Popeye was my favorite cartoon when I was four or five years old. The ones I remember best—and love most—are the early one’s made by Max Fleischer Cartoon Studio. These are the ones in which Popeye wears a black shirt and the characters all mumble a lot.
The drawings have a solid feel to them, like they’re three-dimensional, but everything is stylized in very a cartoony way, including the movement. You can see a similar sort of style in the Beatles’ Yellow Submarine.
I’ve been making my way through the “Popeye The Sailor: Volume One, 1933-38” DVD set (which, coincidentally, uses my Mostra fonts on the package). Here are some things that have crossed my mind while watching these classic cartoons:

- “A Dream Walking” is one of the cleverest animated cartoons ever. Popeye and Bluto fight over who will save Olive as she sleepwalks through an under-construction skyscraper. There is a lot of complicated timing and tricky animation in this, and the humor comes out of it.

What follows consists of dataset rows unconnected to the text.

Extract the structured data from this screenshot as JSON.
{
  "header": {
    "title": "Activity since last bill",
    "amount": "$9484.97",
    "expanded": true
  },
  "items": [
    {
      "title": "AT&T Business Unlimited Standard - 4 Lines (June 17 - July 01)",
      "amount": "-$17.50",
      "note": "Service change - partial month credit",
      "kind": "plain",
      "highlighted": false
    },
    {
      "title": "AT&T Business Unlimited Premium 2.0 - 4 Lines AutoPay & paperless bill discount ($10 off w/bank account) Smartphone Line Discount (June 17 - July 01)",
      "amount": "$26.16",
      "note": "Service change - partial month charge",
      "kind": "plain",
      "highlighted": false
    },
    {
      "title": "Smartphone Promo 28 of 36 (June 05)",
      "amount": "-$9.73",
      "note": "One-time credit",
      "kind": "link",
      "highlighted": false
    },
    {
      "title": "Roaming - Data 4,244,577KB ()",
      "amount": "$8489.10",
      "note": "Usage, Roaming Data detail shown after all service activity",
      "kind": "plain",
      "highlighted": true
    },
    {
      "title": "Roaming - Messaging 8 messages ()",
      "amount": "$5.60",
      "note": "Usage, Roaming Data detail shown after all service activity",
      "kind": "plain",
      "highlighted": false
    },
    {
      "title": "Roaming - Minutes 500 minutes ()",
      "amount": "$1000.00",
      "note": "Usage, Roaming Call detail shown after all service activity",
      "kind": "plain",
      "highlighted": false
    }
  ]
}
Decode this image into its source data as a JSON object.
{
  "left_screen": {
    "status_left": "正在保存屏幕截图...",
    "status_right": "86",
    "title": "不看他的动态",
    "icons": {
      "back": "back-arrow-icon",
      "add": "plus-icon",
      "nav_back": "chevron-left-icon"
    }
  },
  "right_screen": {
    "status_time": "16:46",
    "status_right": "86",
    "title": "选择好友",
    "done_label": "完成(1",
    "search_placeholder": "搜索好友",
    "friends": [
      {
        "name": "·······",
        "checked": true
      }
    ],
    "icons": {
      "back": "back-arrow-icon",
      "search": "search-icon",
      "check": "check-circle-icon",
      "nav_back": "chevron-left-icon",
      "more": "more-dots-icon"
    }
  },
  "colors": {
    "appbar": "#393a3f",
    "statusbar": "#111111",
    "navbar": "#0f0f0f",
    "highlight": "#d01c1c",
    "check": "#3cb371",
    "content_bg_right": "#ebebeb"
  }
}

- The dance scenes in “Morning, Noon, and Nightclub”, in which Popeye and Olive Oil are nightclub performers, are beautifully cartoony—and funny. I also love the way Bluto walks in this one.

- “Popeye the Sailor Meets Sinbad the Sailor”, the earliest of the three two-reel Popeye color cartoons, has to be my all-time favorite. It’s too bad the Fleischers didn’t do any feature-length Popeye cartoons in this style.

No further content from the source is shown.